Efficiency means that the benefits of these overheads should outweigh their cost.
3.2.2 Elements of routing strategies
With these requirements in mind, we are now in a position to assess the various
design elements that contribute to a routing strategy. Table 1 lists these elements.
Performance criteria
Number of hops
Cost: delay/throughput
Decision time
Packet (CL network)
Session (CO network)
Decision place
Each node (distributed)
Central node (centralised)
Originating node (source)

Network information source


None
Local
Adjacent node
Nodes along route
All nodes
Network information update timing
Continuous
Periodic
Major load change
Topology change

Table 1 Elements of routing strategies for packet switching networks


The selection of a route is generally based on some performance criterion.
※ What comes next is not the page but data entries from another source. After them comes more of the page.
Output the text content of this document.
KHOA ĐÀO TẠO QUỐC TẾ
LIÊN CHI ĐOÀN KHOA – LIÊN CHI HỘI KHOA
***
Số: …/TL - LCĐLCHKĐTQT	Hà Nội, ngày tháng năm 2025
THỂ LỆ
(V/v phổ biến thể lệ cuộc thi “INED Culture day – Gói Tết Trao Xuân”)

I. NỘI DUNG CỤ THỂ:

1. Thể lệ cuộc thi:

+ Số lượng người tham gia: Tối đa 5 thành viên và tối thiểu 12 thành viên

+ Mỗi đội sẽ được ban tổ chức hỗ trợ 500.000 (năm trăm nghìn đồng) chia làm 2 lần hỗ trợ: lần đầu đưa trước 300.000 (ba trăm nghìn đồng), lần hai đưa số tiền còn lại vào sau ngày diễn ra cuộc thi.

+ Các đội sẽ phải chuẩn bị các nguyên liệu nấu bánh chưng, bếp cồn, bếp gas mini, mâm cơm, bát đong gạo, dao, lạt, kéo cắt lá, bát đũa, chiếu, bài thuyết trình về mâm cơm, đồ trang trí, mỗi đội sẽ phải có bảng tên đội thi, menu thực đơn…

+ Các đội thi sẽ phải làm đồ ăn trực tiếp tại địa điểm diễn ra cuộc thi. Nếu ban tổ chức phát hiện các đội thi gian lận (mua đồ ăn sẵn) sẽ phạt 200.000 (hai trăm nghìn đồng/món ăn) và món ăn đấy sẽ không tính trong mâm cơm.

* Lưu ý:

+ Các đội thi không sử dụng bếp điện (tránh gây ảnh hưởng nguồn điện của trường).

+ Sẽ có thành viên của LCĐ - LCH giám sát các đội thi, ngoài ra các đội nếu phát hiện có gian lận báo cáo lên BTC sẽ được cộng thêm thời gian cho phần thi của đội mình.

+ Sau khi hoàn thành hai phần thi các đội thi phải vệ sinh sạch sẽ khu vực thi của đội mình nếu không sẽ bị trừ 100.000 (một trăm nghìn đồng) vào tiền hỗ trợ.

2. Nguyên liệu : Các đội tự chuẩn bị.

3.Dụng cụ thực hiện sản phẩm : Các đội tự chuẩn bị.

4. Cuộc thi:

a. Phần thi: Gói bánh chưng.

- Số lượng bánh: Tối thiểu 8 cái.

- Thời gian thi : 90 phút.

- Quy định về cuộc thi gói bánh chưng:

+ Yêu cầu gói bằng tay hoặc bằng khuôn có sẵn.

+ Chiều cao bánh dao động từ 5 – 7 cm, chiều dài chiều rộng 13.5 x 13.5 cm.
The
simplest criterion to use is the smallest number of hops between the source and
destination. A hop generally refers to a journey between two network nodes. A
network node could be a computer, router, or other network device. A slightly more
advanced technique is to assign a cost to each link in the network. A shortest path
algorithm can then be used to calculate the lowest cost route. For example, in Figure
2, there are 5 network devices. The weighted edges between them represent the costs
of the connections. To send data from device 1 to device 5, the shortest path is via
devices 3 and 4. However, the shortest number of hops would be via device 3 only.
The cost used could be related to the throughput (i.e. speed) of the link, or related to
the current queueing delay on the link.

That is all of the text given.